Hi Gary F, List,

First, a small point. I take a scientific phenomenon to be something public 
that could be observed. It isn't necessary that it actually be before the mind 
in order to be a phenomenon. Rather, the observation of the phenomenon is what 
is typically "in the mind" of the cognitive agents.

Second, the results of Peirce's inquiries in logic are, like other historical 
events, something that can be observed. Your question seems to be:  is a claim 
that one written expression of a logical conception is clearer than another 
really a hard fact? If so, what does that suggest about the hardness of such 
facts?

For my part, I don't think there is any significant difference between a 
historical expression of, say, the conceptions involved in law embodied in a 
statute and the historical expression of a logical conception in a 
philosophical theory and expressed in a written mode. The fact that a 
conception in the law is more clearly expressed than it was in the past will 
show, as a hard fact, in the kinds of conduct that will follow from the newly 
clarified statute. That is, there will actually be fewer disagreements and 
conflicts in conduct among those who purport to be regulated by their clearer 
conceptions of such laws.

--Jeff


Jeffrey Downard
Associate Professor
Department of Philosophy
Northern Arizona University
(o) 928 523-8354


________________________________
From: g...@gnusystems.ca <g...@gnusystems.ca>
Sent: Tuesday, January 23, 2018 3:53 PM
To: peirce-l@list.iupui.edu
Subject: RE: [PEIRCE-L] Lowell Lecture 3.14

List,

A word or two about the second part of Lowell 3.14, CP 1.543 …

Whatever “subject of inquiry” we are talking about, it must be something 
“before the mind” in some way, to use the language Peirce uses to introduce 
Phenomenology earlier in Lowell 3. That makes it a Phenomenon; hence it 
“involves three kinds of elements.”

The “principle of our procedure” in this Phenomenological inquiry seems to 
apply recursively, even to the “kinds of elements” themselves. “And so we have 
endless questions, of which I have only given you small scraps.”

Why should we take the trouble to engage in the “most laborious study” required 
to answer these endless questions?

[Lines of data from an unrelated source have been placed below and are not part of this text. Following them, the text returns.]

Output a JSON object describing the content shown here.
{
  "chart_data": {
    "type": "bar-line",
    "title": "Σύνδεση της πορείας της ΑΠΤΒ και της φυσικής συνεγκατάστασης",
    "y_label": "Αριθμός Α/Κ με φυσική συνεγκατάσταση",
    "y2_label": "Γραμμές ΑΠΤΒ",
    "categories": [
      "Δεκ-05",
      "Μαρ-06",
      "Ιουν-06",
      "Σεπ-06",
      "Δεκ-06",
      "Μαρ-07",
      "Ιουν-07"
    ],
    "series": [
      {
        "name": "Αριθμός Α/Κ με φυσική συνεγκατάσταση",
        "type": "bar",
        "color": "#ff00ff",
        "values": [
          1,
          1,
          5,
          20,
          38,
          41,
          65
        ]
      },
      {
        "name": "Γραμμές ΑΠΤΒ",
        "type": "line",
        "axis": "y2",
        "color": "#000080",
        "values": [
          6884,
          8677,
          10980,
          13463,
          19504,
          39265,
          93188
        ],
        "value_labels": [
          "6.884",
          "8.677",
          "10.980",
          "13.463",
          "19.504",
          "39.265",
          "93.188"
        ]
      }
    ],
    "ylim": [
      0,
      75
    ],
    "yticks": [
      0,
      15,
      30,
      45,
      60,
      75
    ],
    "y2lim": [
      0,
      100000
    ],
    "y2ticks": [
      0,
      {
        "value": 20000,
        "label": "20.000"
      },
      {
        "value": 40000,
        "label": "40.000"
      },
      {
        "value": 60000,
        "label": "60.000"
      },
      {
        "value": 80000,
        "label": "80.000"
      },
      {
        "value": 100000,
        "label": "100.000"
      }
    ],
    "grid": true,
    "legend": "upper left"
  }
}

Because, according to Peirce, “it forces us 
along step by step to much clearer conceptions of the objects of logic than 
have ever been attained before. The hard fact that it has yielded such fruit is 
the principal argument in its favor.”

Is that really a hard fact? Or is it merely Peirce’s opinion that the 
conceptions attained in this way are so much clearer than any attained before? 
Can it be a hard fact — the epitome of Secondness, as described by Peirce 
earlier — that one conception is clearer than another? If so, what does that 
tell us about the nature of “hard facts”?

Gary f.

From: g...@gnusystems.ca [mailto:g...@gnusystems.ca]
Sent: 20-Jan-18 18:50
To: peirce-l@list.iupui.edu
Subject: [PEIRCE-L] Lowell Lecture 3.14

Continuing from Lowell 3.13, 
https://fromthepage.com/jeffdown1/c-s-peirce-manuscripts/ms-464-465-1903-lowell-lecture-iii-3rd-draught/display/13940:

A representamen is a subject of a triadic relation to a Second, called its 
Object, for a Third, called its Interpretant, this triadic relation being such 
that the Representamen determines its Interpretant to stand in the same triadic 
relation to the same Object for some Interpretant.
[CP 1.542] It follows at once that this relation cannot consist in any actual 
event that ever can have occurred; for in that case there would be another 
actual event connecting the interpretant to an interpretant of its own of which 
the same would be true; and thus there would be an endless series of events 
which could have actually occurred, which is absurd. For the same reason the 
interpretant cannot be a definite individual object. The relation must 
therefore consist in a power of the representamen to determine some 
interpretant to being a representamen of the same object.
[543] Here we make a new distinction. You see the principle of our procedure. 
We begin by asking what is the mode of being of the subject of inquiry, that 
is, what is its absolute and most universal Firstness? The answer comes, that 
it is either the Firstness of Firstness, the Firstness of Secondness, or the 
Firstness of Thirdness.
We then ask what is the Universal Secondness, and what the Universal Thirdness, 
of the subject [in hand?].
Next we say that Firstness of Firstness, that Firstness of Secondness and that 
Firstness of Thirdness that have been described have been the Firstness of the 
Firstness in each case. But what is the Secondness that is involved in it and 
what is the Thirdness?
So the Secondnesses as they have been first given are the Firstnesses of those 
Secondnesses. We ask what Secondness they involve and what Thirdness. And so we 
have endless questions, of which I have only given you small scraps.
The answers to these questions do not come of themselves. They require the most 
laborious study, the most careful and exact examination. The system of 
questions does not save that trouble in the least degree. It enormously 
increases it by multiplying the questions that are suggested. But it forces us 
along step by step to much clearer conceptions of the objects of logic than 
have ever been attained before. The hard fact that it has yielded such fruit is 
the principal argument in its favor.